Accepted scope decisions (deviations from the original backlog)

  • ScadaBridge keeps LoggerConfigurationFactory (backlog #5 revised). The factory implements a documented governance contract (REQ-HOST-8 / Host-011/014/020/022): ScadaBridge:Logging:MinimumLevel is the floor and overrides Serilog:MinimumLevel, with operator warnings. AddZbSerilog hard-codes MinimumLevel.Is(Information) before ReadFrom.Configuration, which would invert that precedence and silently drop the knob. So ScadaBridge keeps the factory and only adds the shared TraceContextEnricher to it — gaining trace↔log correlation without regressing the contract. Full AddZbSerilog adoption for ScadaBridge would first require teaching the shared bootstrap to accept a caller-supplied minimum-level governance hook.
  • MxGateway keeps GatewayLogScope + request-logging middleware as-is. The Serilog MEL provider captures MEL BeginScope dictionaries as structured properties, so the scope/correlation code keeps producing the same properties under Serilog. Only the provider swap + the ILogRedactor adapter were needed.

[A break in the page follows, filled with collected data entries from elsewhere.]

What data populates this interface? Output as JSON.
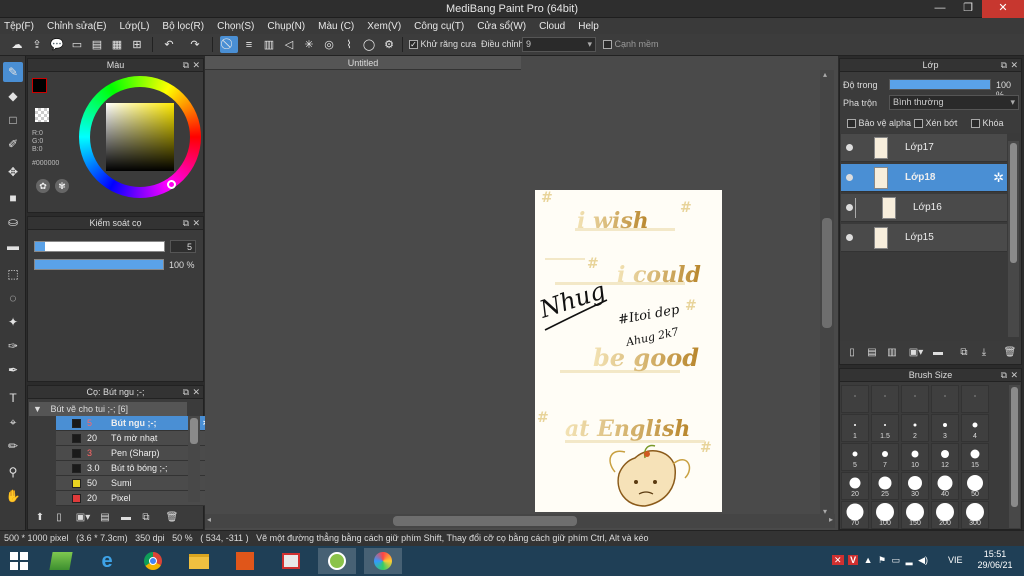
{
  "window": {
    "title": "MediBang Paint Pro (64bit)",
    "minimize": "—",
    "maximize": "❐",
    "close": "✕"
  },
  "menu": [
    "Tệp(F)",
    "Chỉnh sửa(E)",
    "Lớp(L)",
    "Bộ lọc(R)",
    "Chọn(S)",
    "Chụp(N)",
    "Màu (C)",
    "Xem(V)",
    "Công cụ(T)",
    "Cửa sổ(W)",
    "Cloud",
    "Help"
  ],
  "toolbar": {
    "antialias_label": "Khử răng cưa",
    "correction_label": "Điều chỉnh",
    "correction_value": "9",
    "edge_label": "Cạnh mềm"
  },
  "color_panel": {
    "title": "Màu",
    "primary_color": "#000000",
    "accent_color": "#cc0000",
    "r": "R:0",
    "g": "G:0",
    "b": "B:0",
    "hex": "#000000"
  },
  "brush_control": {
    "title": "Kiểm soát cọ",
    "size": "5",
    "opacity": "100 %",
    "opacity_fraction": 1.0,
    "size_fraction": 0.02
  },
  "brush_panel": {
    "title": "Cọ: Bút ngu ;-;",
    "group": "Bút vẽ cho tui ;-; [6]",
    "items": [
      {
        "size": "5",
        "name": "Bút ngu ;-;",
        "color": "#1a1a1a",
        "selected": true
      },
      {
        "size": "20",
        "name": "Tô mờ nhạt",
        "color": "#1a1a1a",
        "selected": false
      },
      {
        "size": "3",
        "name": "Pen (Sharp)",
        "color": "#1a1a1a",
        "selected": false
      },
      {
        "size": "3.0",
        "name": "Bút tô bóng ;-;",
        "color": "#1a1a1a",
        "selected": false
      },
      {
        "size": "50",
        "name": "Sumi",
        "color": "#e8d321",
        "selected": false
      },
      {
        "size": "20",
        "name": "Pixel",
        "color": "#e03a3a",
        "selected": false
      }
    ]
  },
  "document": {
    "tab": "Untitled"
  },
  "layer_panel": {
    "title": "Lớp",
    "opacity_label": "Độ trong",
    "opacity_value": "100 %",
    "opacity_fraction": 1.0,
    "blend_label": "Pha trộn",
    "blend_value": "Bình thường",
    "protect_alpha": "Bảo vệ alpha",
    "clipping": "Xén bớt",
    "lock": "Khóa",
    "layers": [
      {
        "name": "Lớp17",
        "selected": false,
        "indent": false
      },
      {
        "name": "Lớp18",
        "selected": true,
        "indent": false
      },
      {
        "name": "Lớp16",
        "selected": false,
        "indent": true
      },
      {
        "name": "Lớp15",
        "selected": false,
        "indent": false
      }
    ]
  },
  "brush_size_panel": {
    "title": "Brush Size",
    "sizes": [
      "·",
      "·",
      "·",
      "·",
      "·",
      "1",
      "1.5",
      "2",
      "3",
      "4",
      "5",
      "7",
      "10",
      "12",
      "15",
      "20",
      "25",
      "30",
      "40",
      "50",
      "70",
      "100",
      "150",
      "200",
      "300"
    ]
  },
  "status": {
    "dimensions": "500 * 1000 pixel",
    "physical": "(3.6 * 7.3cm)",
    "dpi": "350 dpi",
    "zoom": "50 %",
    "coords": "( 534, -311 )",
    "hint": "Vẽ một đường thẳng bằng cách giữ phím Shift, Thay đổi cỡ cọ bằng cách giữ phím Ctrl, Alt và kéo"
  },
  "taskbar": {
    "lang": "VIE",
    "time": "15:51",
    "date": "29/06/21"
  },
  "artwork": {
    "texts": [
      "i wish",
      "i could",
      "be good",
      "at English",
      "#Itoi dep",
      "Ahug 2k7",
      "Nhug"
    ],
    "colors": {
      "gold": "#c8a040",
      "gold_light": "#e8d49a",
      "ink": "#111111"
    }
  }
}
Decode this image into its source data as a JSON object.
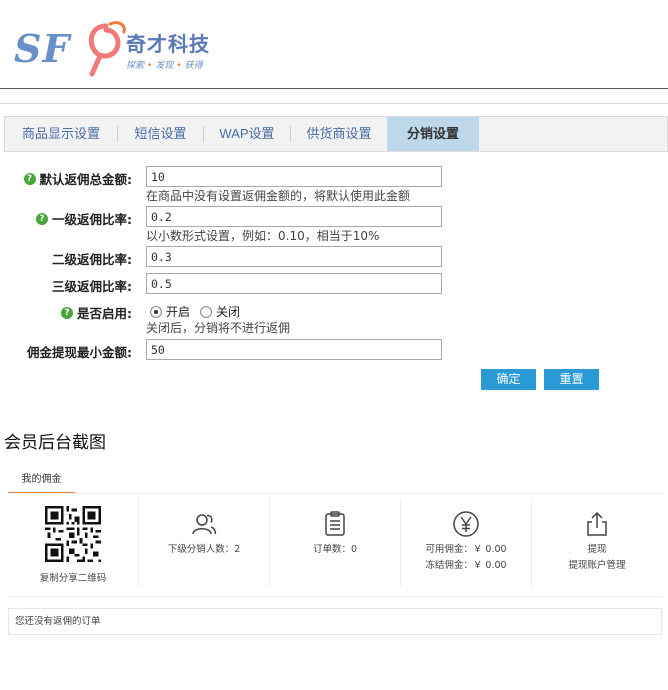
{
  "logo": {
    "letters": "SF",
    "name": "奇才科技",
    "slogan": [
      "探索",
      "发现",
      "获得"
    ]
  },
  "tabs": [
    {
      "label": "商品显示设置",
      "active": false
    },
    {
      "label": "短信设置",
      "active": false
    },
    {
      "label": "WAP设置",
      "active": false
    },
    {
      "label": "供货商设置",
      "active": false
    },
    {
      "label": "分销设置",
      "active": true
    }
  ],
  "form": {
    "default_total": {
      "label": "默认返佣总金额:",
      "value": "10",
      "hint": "在商品中没有设置返佣金额的，将默认使用此金额"
    },
    "level1_rate": {
      "label": "一级返佣比率:",
      "value": "0.2",
      "hint": "以小数形式设置，例如：0.10，相当于10%"
    },
    "level2_rate": {
      "label": "二级返佣比率:",
      "value": "0.3"
    },
    "level3_rate": {
      "label": "三级返佣比率:",
      "value": "0.5"
    },
    "enabled": {
      "label": "是否启用:",
      "on_label": "开启",
      "off_label": "关闭",
      "selected": "开启",
      "hint": "关闭后，分销将不进行返佣"
    },
    "min_withdraw": {
      "label": "佣金提现最小金额:",
      "value": "50"
    },
    "confirm_label": "确定",
    "reset_label": "重置"
  },
  "member": {
    "section_title": "会员后台截图",
    "tab_label": "我的佣金",
    "qr_caption": "复制分享二维码",
    "subordinates": "下级分销人数：2",
    "orders": "订单数：0",
    "available": "可用佣金：￥ 0.00",
    "frozen": "冻结佣金：￥ 0.00",
    "withdraw": "提现",
    "withdraw_account": "提现账户管理",
    "empty_text": "您还没有返佣的订单"
  },
  "colors": {
    "accent": "#2a9ad6",
    "active_tab": "#bcd8ea",
    "help_icon": "#4aa63a",
    "tab_underline": "#f08a3a"
  },
  "icons": [
    "help-icon",
    "qr-code-icon",
    "users-icon",
    "clipboard-icon",
    "yen-circle-icon",
    "share-upload-icon"
  ]
}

Follow-ons — DONE 2026-06-01

All the deferred follow-ons were then executed (branch feat/telemetry-followons per repo, behaviour-preserving except the intentional, no-consumer-yet metric-shape change in #6/#7). Plan: docs/plans/2026-06-01-telemetry-followons.md.

Item Status What landed
#6 MxGateway histogram mss 3 histograms record .TotalSeconds, unit "s". Safe — never Prometheus-exported before, so no dashboards broke.
#7 Meter rename → ZB.MOM.WW.MxGateway GatewayMetrics.MeterName renamed; docs/Metrics.md synced.
#9 ScadaBridge app instruments ScadaBridgeTelemetry meter (ZB.MOM.WW.ScadaBridge) + first 4: deployments.applied (counter), store_and_forward.queue.depth (sync-safe cached gauge), inbound_api.requests (counter, bounded method tag), site.connection.up (balanced open/close gauge).
#10/#11 OTLP opt-in All 3 apps read <App>:Telemetry:Exporter (Prometheus|Otlp) + :OtlpEndpoint, default Prometheus. Setting OTLP also exports OtOpcUa's spans (resolves the trace no-op) — once a collector endpoint is configured.
Site-node /metrics scrape ScadaBridge NodeOptions.MetricsPort (default 8084, avoids the site RemotingPort=8082 collision) + a second Http1AndHttp2 Kestrel listener on the Site role; StartupValidator enforces MetricsPort ≠ Remoting/Grpc.
Serilog version drift OtOpcUa Serilog.AspNetCore/.Extensions.Hosting/.Settings.Configuration aligned to 10.0.0 (family-consistent).

Still open (not code — operational/future):

  • OTLP is opt-in but unexercised until an OTel collector endpoint is deployed and the <App>:Telemetry:Exporter=Otlp + :OtlpEndpoint config is set. The wiring is in place; only a collector is missing.
  • Further ScadaBridge instruments beyond the first 4 are additive future work (not blocking).